Уже в дверях я бросила взгляд через плечо. Староста смотрел вслед своими тёмными глазами. Теперь на бледном, болезненном лице они казались и вовсе чёрными. Правда или нет, но мне показалось, что там стыла тоска и горечь. Я отвернулась и сделала решительный шаг за порог единственной в нашей академии лекарской палаты, а потом постаралась побыстрее выбраться и из самого медицинского блока.
И только в коридоре я остановилась, прислонилась к стене плечом, пытаясь справиться со своим потрясением.
Я узнала перстень.
И руку, на которую он был надет тоже узнала - длинные тонкие пальцы с крупными узлами суставов и характерный жест, когда эти знакомые пальцы поправили волосы. И знакомо мне это было по снам.
Значит, это он.
Это он соблазнял меня во снах. Это он заставлял меня умолять о поцелуе. Это он, тихо смеясь, шептал у самых моих трескающихся от жажды губ: «Не слышу, Лиззи, не слышу, девочка моя! Скажи громче. Ну? Скажи: поцелуй меня, милый!»
И тянулась к нему, стараясь если не поцелуем, то коснуться хотя бы носом, рукой, грудью, и шептала, с трудом одолевая сонное оцепенение: «Поцелуй меня, милый!»
Меня бросило в жар.
Дубина Зуртамский - и нежное «Девочка моя! Лиззи!»? Какой-то кошмар!

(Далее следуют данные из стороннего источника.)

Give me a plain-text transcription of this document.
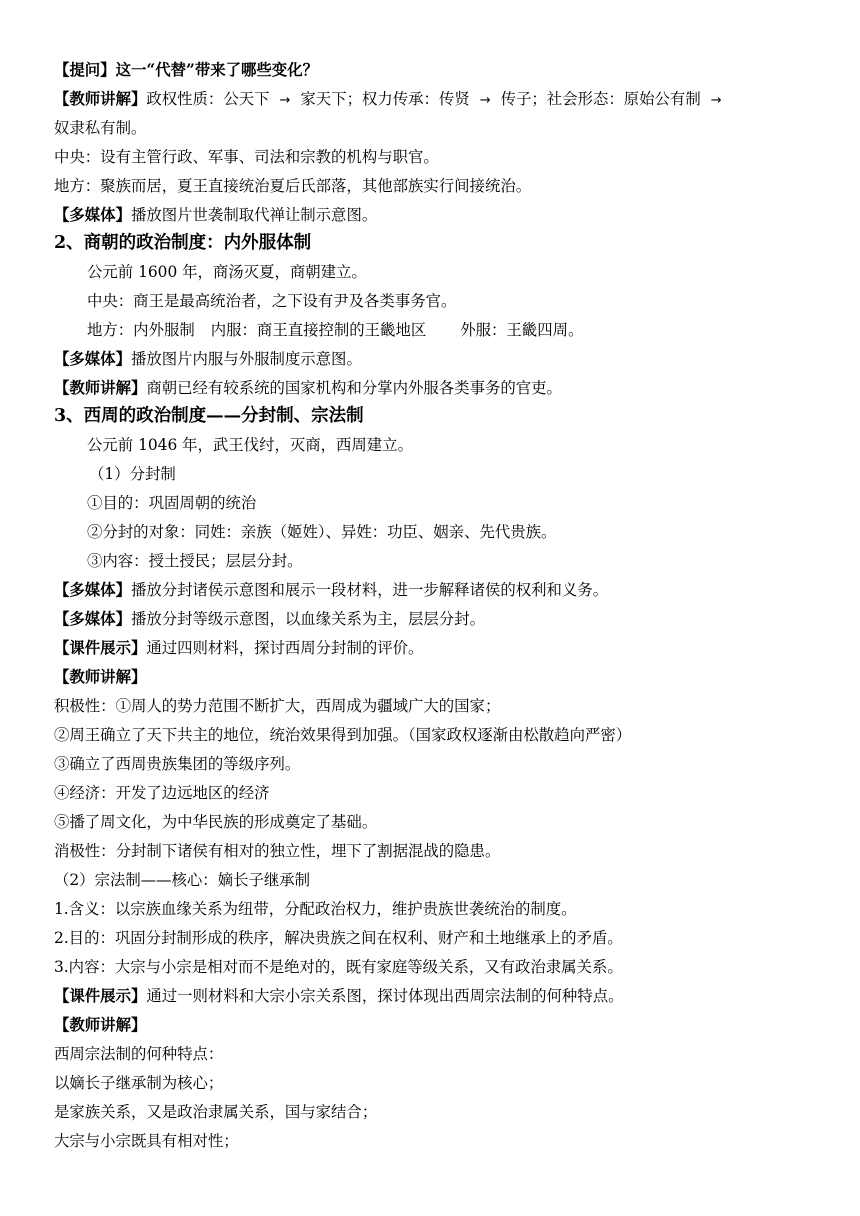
【提问】这一“代替”带来了哪些变化？
【教师讲解】政权性质：公天下 → 家天下；权力传承：传贤 → 传子；社会形态：原始公有制 →
奴隶私有制。
中央：设有主管行政、军事、司法和宗教的机构与职官。
地方：聚族而居，夏王直接统治夏后氏部落，其他部族实行间接统治。
【多媒体】播放图片世袭制取代禅让制示意图。
2、商朝的政治制度：内外服体制
公元前 1600 年，商汤灭夏，商朝建立。
中央：商王是最高统治者，之下设有尹及各类事务官。
地方：内外服制 内服：商王直接控制的王畿地区 外服：王畿四周。
【多媒体】播放图片内服与外服制度示意图。
【教师讲解】商朝已经有较系统的国家机构和分掌内外服各类事务的官吏。
3、西周的政治制度——分封制、宗法制
公元前 1046 年，武王伐纣，灭商，西周建立。
（1）分封制
①目的：巩固周朝的统治
②分封的对象：同姓：亲族（姬姓）、异姓：功臣、姻亲、先代贵族。
③内容：授土授民；层层分封。
【多媒体】播放分封诸侯示意图和展示一段材料，进一步解释诸侯的权利和义务。
【多媒体】播放分封等级示意图，以血缘关系为主，层层分封。
【课件展示】通过四则材料，探讨西周分封制的评价。
【教师讲解】
积极性：①周人的势力范围不断扩大，西周成为疆域广大的国家；
②周王确立了天下共主的地位，统治效果得到加强。（国家政权逐渐由松散趋向严密）
③确立了西周贵族集团的等级序列。
④经济：开发了边远地区的经济
⑤播了周文化，为中华民族的形成奠定了基础。
消极性：分封制下诸侯有相对的独立性，埋下了割据混战的隐患。
（2）宗法制——核心：嫡长子继承制
1.含义：以宗族血缘关系为纽带，分配政治权力，维护贵族世袭统治的制度。
2.目的：巩固分封制形成的秩序，解决贵族之间在权利、财产和土地继承上的矛盾。
3.内容：大宗与小宗是相对而不是绝对的，既有家庭等级关系，又有政治隶属关系。
【课件展示】通过一则材料和大宗小宗关系图，探讨体现出西周宗法制的何种特点。
【教师讲解】
西周宗法制的何种特点：
以嫡长子继承制为核心；
是家族关系，又是政治隶属关系，国与家结合；
大宗与小宗既具有相对性；
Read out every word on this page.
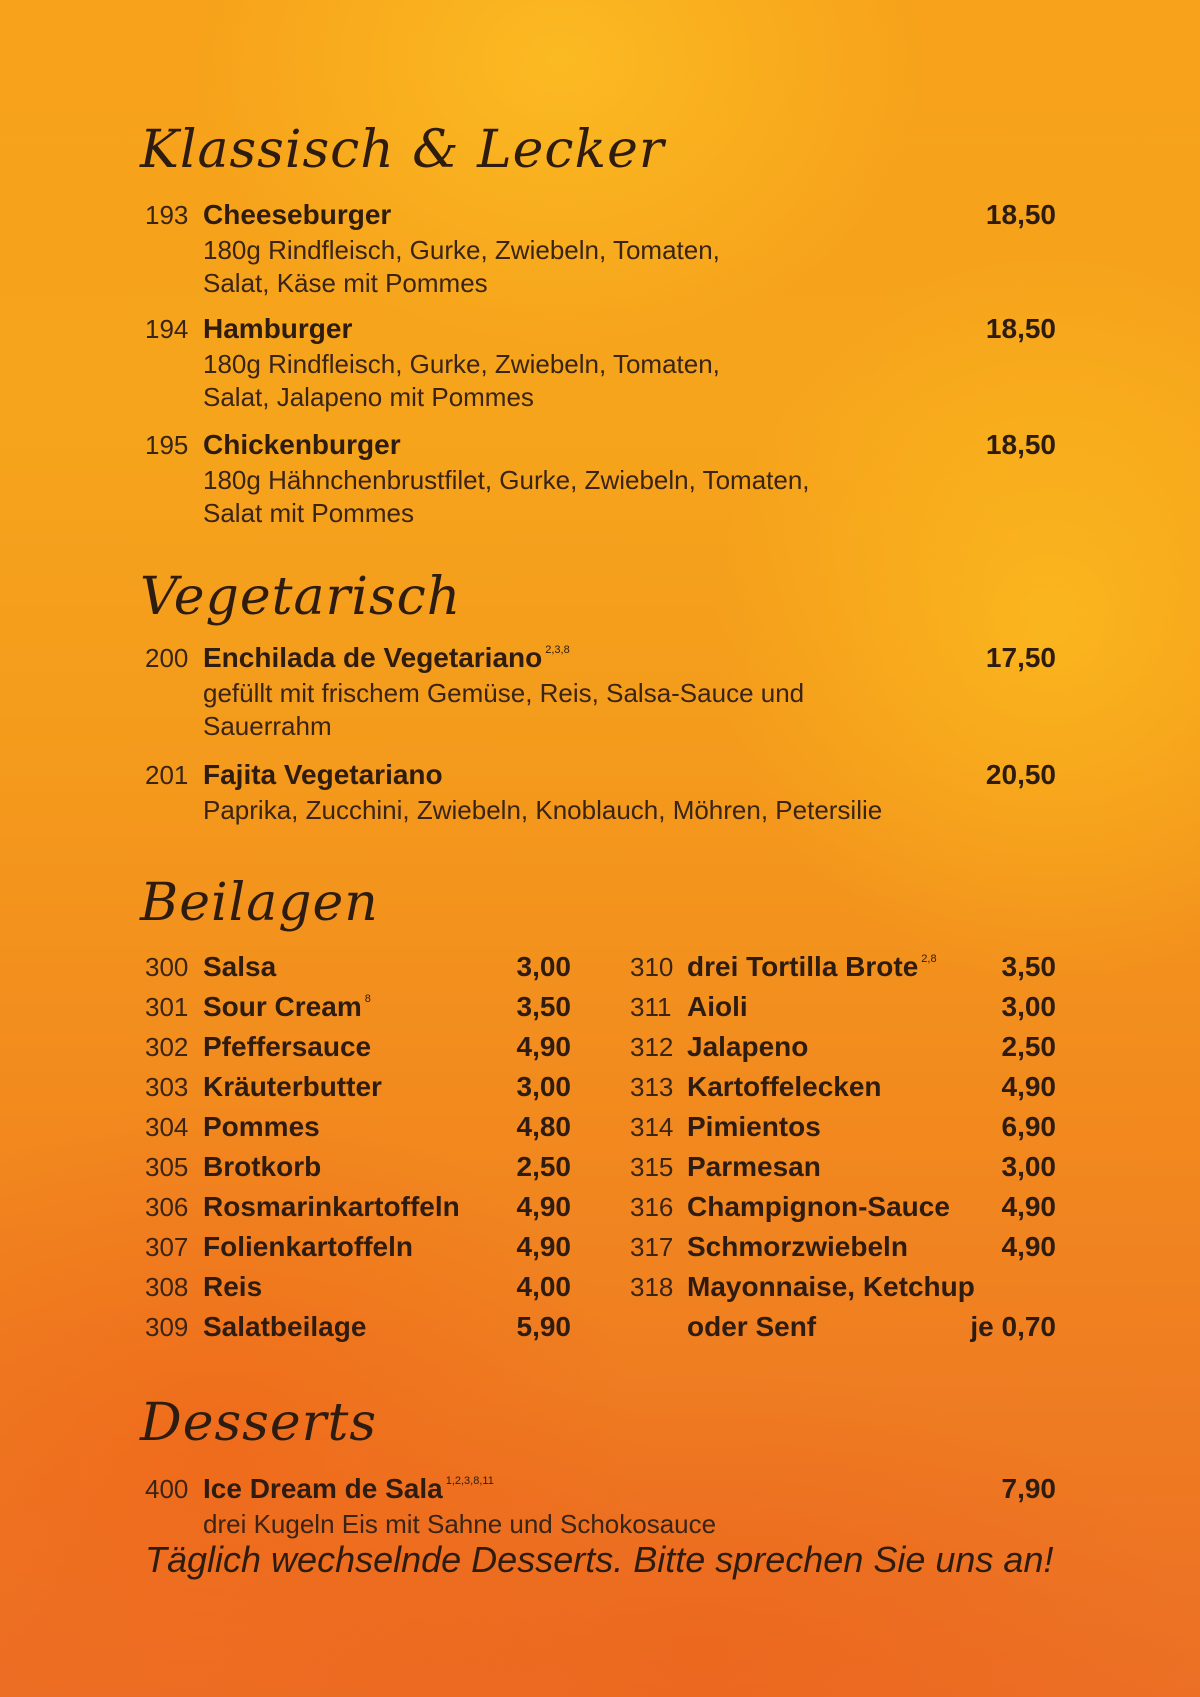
Klassisch & Lecker
193 Cheeseburger	18,50
180g Rindfleisch, Gurke, Zwiebeln, Tomaten,
Salat, Käse mit Pommes
194 Hamburger	18,50
180g Rindfleisch, Gurke, Zwiebeln, Tomaten,
Salat, Jalapeno mit Pommes
195 Chickenburger	18,50
180g Hähnchenbrustfilet, Gurke, Zwiebeln, Tomaten,
Salat mit Pommes
Vegetarisch
200 Enchilada de Vegetariano $^{2,3,8}$	17,50
gefüllt mit frischem Gemüse, Reis, Salsa-Sauce und
Sauerrahm
201 Fajita Vegetariano	20,50
Paprika, Zucchini, Zwiebeln, Knoblauch, Möhren, Petersilie
Beilagen
300 Salsa	3,00
301 Sour Cream $^8$	3,50
302 Pfeffersauce	4,90
303 Kräuterbutter	3,00
304 Pommes	4,80
305 Brotkorb	2,50
306 Rosmarinkartoffeln 4,90
307 Folienkartoffeln	4,90
308 Reis	4,00
309 Salatbeilage	5,90
310 drei Tortilla Brote $^{2,8}$ 3,50
311 Aioli	3,00
312 Jalapeno	2,50
313 Kartoffelecken	4,90
314 Pimientos	6,90
315 Parmesan	3,00
316 Champignon-Sauce 4,90
317 Schmorzwiebeln	4,90
318 Mayonnaise, Ketchup
oder Senf	je 0,70
Desserts
400 Ice Dream de Sala $^{1,2,3,8,11}$	7,90
drei Kugeln Eis mit Sahne und Schokosauce

Täglich wechselnde Desserts. Bitte sprechen Sie uns an!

Интересно, он тоже видел эти сны?
- Лиззи, дитя моё! С тобой всё в порядке?
Что? Ах да. Папенька. Улыбнулась через силу.
- Не надо было к нему ходить. Он плохой, папенька. Я его не люблю!
А отец посмотрел на меня с жалостью и пониманием, взял под руку, позволяя мне опереться на него, и повёл к выходу.
- Я не мог не поблагодарить господина мага, Лиззи.
- Почему? - мне было не очень интересно - в голове кружились совершенно невероятные предположения, заставлявшие цепенеть спину, руки и ноги, но нужно было отвлечь отца от моего состояния, и я послушно шла за ним. - Меня защищал амулет.
- Какая же ты молодая ещё, дитя моё, - ласково похлопал папенька по моей руке. - А от себя самой кто тебя защитил? Он, господин маг.
Я остановилась, повернулась к отцу и уставилась на него в упор.
- Не понимаю. Объясни, отец.
93. Лиззи Арчинская
- Мне всё время казалось, что ты не рада предстоящей помолвке, - почти невидные брови на высоком лбу отца двинулись вверх умильно, как в детстве. - Не по душе тебе это всё, грустная ты была какая-то. И ещё казалось, что что-то тебя мучает. Или за душу тянет.
Отец вглядывался в моё лицо, в его глазах читался вопрос. Но я молчала. В душе царило пытаясь смятение, и я пыталась его не выдать. Отец продолжил:
- Господин маг сделал то, на что я не решился - он вовремя вмешался, и этим расставил всё на свои места. Я очень ему благодарен за это. За это, а не за то, что закрыл собою. Хотя это тоже достойно восхищенья.
Я неверяще качала головой.
Я ненавижу Зуртамского, ненавижу всей душой, но ночами, во сне, тело тянется к нему, как кошка к ласковой руке. При свете дня сердце замирает, ожидая новых встреч. А ещё он закрыл меня собой от чудовищного, мощнейшего смертельного заклятья. Да, амулет меня защитил бы, но всё равно он не знал этого и принял на себя удар, предназначенный мне.
- Пепенька, мне надо пройтись. Я скоро вернусь - до полигона и обратно.
Я развернулась и пошла туда, где завывал ледяной ветер в кронах редких деревьев, а земля вздыбилась и застыла от мороза.
С трудом передвигая ноги по заснеженной земле, ловила ртом мелкие снежинки, что с силой секли лицо и руки, и не знала, что делать.
Понимание того, что во сне я была готова на всё с чужим мужчиной, жгло калёным железом. А Зуртамский - чужой, и не потому, что мы почти незнакомы, хотя и это тоже, а потому, что он занят. И это не слова самоуверенной Мараи, а его собственные.